Yesterday I took my son and his friend to our county’s newest indoor pool. It has two large water slides, a lazy river, a not-so-lazy whirlpool and some fun high-pressure hydraulics that blast you when you walk under them. I went straight for the water slides. I walked up the three flights of steps and stood in line with kids less than half my height and one-fifth my age. I tried the tallest water side first. It’s thirty feet high. The tube starts inside the building at the very top of the steps, but then goes outside where it loops around and around before feeding back into the building, dumping the rider into a three foot deep plunge pool. What I didn’t know (or didn’t think about ahead of time) was that the slide was opaque. It was a relatively thin tube, completely enclosed and painted a dark green. It wasn’t until I was in the yaw of this thing and on my way down that I realized there was no light, that the ride was completely in the dark. There are some pretty basic rules of physics at play here. I was aware of them as my body twisted around the curves that I couldn’t see coming. Particularly, the law of physics pertaining to velocity and mass, the one that says “you big fat old man, you are going to travel a heck of a lot faster down this tube than the children.” My body was being thrown back and forth without warning. The adrenaline was flowing inside my body to match the roaring water in the tube. I saw the light at the end of the tunnel (literally!) just before I was thrown into the plunge tube with a tidal wave splash. I got up and collected myself. I think I even let out a loud whoop. A bunch of people stood watching. They were all smiling and laughing as I got up. People apparently like to watch the reactions of the riders, especially the first time riders, as they are spit out of the tube.

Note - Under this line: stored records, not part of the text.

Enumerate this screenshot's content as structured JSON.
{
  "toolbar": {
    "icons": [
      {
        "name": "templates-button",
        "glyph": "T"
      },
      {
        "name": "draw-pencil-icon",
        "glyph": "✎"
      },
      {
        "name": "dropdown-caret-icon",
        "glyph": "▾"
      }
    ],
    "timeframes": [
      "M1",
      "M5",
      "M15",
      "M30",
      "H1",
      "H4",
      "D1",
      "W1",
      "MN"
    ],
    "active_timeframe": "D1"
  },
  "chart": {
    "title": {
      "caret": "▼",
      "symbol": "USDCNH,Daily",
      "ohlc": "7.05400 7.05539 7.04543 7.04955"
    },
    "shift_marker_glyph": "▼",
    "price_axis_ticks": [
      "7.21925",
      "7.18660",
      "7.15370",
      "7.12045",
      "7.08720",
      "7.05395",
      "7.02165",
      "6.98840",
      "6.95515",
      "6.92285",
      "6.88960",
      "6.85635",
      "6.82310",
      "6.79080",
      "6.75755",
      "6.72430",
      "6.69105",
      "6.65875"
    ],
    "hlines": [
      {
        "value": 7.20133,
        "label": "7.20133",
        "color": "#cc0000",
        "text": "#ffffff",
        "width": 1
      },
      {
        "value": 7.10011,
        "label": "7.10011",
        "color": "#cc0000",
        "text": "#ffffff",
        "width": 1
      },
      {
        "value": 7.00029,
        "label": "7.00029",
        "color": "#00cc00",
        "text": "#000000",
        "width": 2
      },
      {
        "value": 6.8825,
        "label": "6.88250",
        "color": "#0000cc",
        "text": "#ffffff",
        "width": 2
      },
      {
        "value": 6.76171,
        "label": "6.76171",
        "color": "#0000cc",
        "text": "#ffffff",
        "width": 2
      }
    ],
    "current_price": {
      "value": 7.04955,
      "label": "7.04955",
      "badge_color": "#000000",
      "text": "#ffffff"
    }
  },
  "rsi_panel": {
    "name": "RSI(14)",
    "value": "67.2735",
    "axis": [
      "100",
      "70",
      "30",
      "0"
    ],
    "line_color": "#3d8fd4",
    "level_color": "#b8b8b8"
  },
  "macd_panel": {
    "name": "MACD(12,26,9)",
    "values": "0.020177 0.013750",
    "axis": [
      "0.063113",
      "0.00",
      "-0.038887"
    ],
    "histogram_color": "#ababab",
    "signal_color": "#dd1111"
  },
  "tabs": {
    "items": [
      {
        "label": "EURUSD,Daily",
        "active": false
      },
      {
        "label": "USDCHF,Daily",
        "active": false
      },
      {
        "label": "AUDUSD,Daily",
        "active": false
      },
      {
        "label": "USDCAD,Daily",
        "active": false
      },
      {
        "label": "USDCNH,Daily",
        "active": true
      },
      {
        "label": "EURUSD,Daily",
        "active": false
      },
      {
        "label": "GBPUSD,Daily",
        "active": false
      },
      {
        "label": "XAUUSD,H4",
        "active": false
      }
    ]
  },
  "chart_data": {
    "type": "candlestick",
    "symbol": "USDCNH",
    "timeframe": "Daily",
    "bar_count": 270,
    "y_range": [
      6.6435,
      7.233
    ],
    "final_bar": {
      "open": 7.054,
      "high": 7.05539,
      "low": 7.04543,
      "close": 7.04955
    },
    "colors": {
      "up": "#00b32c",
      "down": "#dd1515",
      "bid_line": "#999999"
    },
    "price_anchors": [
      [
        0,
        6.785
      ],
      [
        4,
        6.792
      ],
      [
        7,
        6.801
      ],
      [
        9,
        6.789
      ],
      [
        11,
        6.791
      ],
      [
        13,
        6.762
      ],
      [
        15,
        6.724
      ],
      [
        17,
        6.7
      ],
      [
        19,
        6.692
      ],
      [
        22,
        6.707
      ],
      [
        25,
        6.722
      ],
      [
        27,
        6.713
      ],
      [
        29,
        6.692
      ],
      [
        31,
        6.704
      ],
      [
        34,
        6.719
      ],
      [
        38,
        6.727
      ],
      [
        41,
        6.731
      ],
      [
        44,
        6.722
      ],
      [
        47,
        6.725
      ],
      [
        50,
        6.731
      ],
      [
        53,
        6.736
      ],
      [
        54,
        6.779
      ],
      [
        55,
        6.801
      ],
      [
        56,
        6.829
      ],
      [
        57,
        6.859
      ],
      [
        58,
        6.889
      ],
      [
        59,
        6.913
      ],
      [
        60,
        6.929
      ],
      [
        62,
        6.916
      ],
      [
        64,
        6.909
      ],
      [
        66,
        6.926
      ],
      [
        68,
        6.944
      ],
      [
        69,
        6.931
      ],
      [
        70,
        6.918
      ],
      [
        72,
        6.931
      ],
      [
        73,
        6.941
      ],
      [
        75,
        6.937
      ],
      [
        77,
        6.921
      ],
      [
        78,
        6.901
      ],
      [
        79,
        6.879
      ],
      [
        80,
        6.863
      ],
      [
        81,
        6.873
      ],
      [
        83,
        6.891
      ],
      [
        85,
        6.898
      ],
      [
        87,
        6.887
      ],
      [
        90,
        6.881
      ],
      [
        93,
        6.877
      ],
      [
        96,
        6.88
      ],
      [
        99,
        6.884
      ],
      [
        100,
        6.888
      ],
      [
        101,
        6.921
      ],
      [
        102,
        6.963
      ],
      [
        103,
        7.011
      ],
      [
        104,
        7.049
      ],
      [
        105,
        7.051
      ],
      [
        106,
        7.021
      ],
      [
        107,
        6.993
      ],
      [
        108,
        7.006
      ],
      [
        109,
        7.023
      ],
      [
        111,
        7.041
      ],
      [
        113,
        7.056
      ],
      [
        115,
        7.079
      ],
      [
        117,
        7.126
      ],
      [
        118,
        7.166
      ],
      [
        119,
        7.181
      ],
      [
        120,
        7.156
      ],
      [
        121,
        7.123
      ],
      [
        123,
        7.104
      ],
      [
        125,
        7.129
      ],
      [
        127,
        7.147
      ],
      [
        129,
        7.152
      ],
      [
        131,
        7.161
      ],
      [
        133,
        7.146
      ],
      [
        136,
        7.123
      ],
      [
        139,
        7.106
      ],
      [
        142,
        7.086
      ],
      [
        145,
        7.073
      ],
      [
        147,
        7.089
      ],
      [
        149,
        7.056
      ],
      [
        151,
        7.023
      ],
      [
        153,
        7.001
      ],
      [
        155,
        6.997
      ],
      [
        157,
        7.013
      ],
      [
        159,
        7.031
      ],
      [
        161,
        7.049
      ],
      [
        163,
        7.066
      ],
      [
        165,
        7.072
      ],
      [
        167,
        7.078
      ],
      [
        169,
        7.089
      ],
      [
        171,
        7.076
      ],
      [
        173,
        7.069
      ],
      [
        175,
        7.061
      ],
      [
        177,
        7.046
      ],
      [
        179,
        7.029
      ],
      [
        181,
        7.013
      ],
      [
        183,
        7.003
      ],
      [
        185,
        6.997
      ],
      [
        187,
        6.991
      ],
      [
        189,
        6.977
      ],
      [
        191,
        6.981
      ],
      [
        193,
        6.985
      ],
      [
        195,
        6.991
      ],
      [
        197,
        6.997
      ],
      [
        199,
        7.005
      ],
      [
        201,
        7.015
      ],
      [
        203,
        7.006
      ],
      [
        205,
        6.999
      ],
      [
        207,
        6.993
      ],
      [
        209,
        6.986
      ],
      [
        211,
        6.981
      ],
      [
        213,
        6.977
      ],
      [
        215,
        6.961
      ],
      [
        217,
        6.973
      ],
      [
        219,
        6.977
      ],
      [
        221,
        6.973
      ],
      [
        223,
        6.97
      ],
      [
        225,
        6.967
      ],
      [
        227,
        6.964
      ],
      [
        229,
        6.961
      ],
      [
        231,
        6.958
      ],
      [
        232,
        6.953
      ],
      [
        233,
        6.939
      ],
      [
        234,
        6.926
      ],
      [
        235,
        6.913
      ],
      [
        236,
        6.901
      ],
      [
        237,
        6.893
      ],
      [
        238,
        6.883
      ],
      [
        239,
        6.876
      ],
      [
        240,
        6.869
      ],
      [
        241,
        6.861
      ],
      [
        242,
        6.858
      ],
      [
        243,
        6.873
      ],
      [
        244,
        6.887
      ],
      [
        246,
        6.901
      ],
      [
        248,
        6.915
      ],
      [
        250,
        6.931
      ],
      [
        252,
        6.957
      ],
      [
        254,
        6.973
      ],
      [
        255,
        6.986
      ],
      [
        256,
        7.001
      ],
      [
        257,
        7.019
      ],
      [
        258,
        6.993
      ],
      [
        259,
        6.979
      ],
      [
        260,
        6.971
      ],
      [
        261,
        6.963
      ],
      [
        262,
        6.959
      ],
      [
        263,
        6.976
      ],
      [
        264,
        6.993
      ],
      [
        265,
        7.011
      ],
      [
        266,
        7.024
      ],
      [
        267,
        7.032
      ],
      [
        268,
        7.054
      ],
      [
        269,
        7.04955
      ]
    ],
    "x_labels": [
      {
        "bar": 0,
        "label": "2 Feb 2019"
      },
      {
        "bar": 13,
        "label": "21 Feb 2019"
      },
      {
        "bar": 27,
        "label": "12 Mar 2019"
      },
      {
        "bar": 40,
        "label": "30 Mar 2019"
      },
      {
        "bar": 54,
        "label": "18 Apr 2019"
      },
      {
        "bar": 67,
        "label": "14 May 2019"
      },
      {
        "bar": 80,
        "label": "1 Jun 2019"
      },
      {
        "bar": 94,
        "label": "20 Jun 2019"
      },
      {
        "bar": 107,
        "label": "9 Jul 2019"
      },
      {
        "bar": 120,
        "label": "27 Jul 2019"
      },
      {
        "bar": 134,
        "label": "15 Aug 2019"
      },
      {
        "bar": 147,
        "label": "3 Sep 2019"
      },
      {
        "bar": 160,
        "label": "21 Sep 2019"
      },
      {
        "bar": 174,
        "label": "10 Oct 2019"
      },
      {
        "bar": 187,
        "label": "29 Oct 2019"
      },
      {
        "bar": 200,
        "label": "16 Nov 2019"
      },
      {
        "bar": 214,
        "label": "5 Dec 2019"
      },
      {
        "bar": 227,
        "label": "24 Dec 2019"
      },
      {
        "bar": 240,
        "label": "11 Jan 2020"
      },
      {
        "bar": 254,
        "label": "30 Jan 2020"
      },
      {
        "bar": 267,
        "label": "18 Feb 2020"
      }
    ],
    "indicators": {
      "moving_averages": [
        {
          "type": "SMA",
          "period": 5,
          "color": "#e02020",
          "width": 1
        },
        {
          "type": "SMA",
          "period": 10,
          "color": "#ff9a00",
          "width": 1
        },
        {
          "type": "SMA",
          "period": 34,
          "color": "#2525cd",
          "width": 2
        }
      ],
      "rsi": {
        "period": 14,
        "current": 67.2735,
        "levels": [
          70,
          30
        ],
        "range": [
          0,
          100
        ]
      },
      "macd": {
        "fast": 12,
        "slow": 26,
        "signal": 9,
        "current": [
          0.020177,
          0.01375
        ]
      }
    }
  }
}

I didn’t go back on that ride again. I’m a big-time claustrophobic. I got into that tube the first time not knowing what I was in for, but you just couldn’t make me get in there again. I did, however, ride the other slide, the one you can see in the photograph, over and over again. On that one, you can at least see over your head, and down slope. I could prepare my back for what was coming next. It was a blast.

Speaking of my back, this morning I can twist and turn my body and feel every curve and drop of those water slides in my cranky old vertebrae. I feel all at once like a ten year old kid and a fifty year old man in that special head space where they happily coexist.